Japanese and Italian flavours meet here.
- 750 gm carrots, peeled and cut into 1cm dice
- 80 ml olive oil (¼ cup)
- 125 ml hot milk (½ cup)
- 20 gm butter, diced
- 1 tbsp finely grated ginger
- 4 French-trimmed 3-cutlet lamb racks (300gm each), at room temperature
- 2½ tbsp furikake, plus extra to taste (see note)
- 1½ tsp dried chilli flakes
- 1 tbsp finely chopped rosemary
- 1 garlic clove, finely grated
- 300 gm green beans, trimmed
- 1 tsp roasted sesame oil
- Lemon wedges (optional), to serve
- 75 gm butter, diced
- 1 tbsp white miso
- 1Preheat oven to 220C. Toss carrots in 40ml olive oil in a roasting pan, season and roast until tender (15-20 minutes). Transfer to a blender and blend with milk, butter and ginger, and season to taste.
- 2Meanwhile, heat 1 tbsp oil in a large ovenproof frying pan over medium-high heat, add lamb fat-side down and cook, turning occasionally, until browned all over (3-4 minutes). Combine furikake, chilli, rosemary and garlic in a small bowl, then press over the fat-side of lamb, transfer to oven and roast until cooked to your liking (8-10 minutes for medium-rare). Rest for 5 minutes.

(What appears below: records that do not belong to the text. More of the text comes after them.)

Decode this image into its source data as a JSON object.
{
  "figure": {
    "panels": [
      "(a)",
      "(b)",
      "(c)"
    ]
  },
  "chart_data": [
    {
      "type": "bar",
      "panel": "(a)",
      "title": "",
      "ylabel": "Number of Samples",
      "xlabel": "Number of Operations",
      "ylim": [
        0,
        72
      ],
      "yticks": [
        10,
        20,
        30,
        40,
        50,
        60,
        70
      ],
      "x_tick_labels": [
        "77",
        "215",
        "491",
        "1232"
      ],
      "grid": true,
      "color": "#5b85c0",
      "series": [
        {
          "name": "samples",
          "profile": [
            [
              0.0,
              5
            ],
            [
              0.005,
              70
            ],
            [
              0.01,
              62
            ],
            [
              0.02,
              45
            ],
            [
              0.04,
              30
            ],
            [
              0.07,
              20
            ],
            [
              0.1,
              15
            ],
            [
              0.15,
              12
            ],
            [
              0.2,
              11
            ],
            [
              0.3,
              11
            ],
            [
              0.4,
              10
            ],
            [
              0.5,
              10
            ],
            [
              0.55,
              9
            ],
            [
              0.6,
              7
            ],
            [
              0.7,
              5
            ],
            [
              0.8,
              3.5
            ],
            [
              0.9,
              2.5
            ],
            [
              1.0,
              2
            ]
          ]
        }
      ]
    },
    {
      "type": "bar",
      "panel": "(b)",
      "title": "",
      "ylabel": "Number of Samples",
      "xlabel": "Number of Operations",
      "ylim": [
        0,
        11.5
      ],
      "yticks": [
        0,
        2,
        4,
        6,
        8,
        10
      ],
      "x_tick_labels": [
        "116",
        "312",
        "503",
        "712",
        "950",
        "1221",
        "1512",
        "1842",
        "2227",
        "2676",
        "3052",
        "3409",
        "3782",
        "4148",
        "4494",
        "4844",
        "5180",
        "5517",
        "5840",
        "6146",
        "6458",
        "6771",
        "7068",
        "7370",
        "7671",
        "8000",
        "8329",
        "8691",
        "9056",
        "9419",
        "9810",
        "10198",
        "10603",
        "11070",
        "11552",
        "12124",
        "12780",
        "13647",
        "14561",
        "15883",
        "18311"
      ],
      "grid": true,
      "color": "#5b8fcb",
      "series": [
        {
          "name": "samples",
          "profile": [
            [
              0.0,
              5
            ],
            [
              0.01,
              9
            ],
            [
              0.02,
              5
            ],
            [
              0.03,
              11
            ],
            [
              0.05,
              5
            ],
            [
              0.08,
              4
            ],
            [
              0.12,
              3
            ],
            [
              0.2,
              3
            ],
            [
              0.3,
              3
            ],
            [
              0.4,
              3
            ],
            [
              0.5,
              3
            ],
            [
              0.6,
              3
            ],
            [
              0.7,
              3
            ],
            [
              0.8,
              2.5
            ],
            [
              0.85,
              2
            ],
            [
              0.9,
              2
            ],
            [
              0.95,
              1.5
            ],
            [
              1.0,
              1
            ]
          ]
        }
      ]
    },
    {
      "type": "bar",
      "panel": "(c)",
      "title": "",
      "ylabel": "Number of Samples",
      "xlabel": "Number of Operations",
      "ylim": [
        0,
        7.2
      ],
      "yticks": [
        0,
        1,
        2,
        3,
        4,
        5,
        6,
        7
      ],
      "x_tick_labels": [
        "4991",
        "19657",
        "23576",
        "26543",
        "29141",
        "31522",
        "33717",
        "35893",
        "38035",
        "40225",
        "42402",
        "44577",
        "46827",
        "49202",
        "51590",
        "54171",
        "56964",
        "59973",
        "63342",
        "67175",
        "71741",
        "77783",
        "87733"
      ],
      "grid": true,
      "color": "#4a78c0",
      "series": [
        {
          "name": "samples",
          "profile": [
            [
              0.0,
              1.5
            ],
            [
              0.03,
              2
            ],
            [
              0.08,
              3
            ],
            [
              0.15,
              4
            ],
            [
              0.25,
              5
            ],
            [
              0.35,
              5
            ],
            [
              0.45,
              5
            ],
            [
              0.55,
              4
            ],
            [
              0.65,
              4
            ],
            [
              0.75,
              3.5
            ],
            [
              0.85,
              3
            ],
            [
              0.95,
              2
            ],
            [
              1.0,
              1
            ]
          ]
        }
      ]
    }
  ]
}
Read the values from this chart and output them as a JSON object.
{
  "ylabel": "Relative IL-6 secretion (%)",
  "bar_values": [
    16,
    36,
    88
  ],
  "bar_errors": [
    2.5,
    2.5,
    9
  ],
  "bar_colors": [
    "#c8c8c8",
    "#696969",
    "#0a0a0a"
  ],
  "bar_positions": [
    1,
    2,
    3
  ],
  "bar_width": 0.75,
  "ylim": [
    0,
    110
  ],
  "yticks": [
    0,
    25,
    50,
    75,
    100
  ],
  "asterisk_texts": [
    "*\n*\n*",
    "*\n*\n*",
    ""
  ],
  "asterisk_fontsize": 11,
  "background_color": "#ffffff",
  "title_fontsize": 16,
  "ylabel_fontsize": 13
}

- 3Toss beans, sesame oil and remaining olive oil in a roasting pan, season and roast until tender (8-10 minutes). Season to taste with furikake.
- 4For miso butter, melt butter in a small saucepan, whisk in miso and keep warm.
- 5Serve lamb cutlets with carrot-ginger purée, roasted beans, miso butter and lemon wedges.
Furikake, a Japanese seasoning of bonito flakes, sesame seeds and nori, is available from Asian grocers and health-food shops.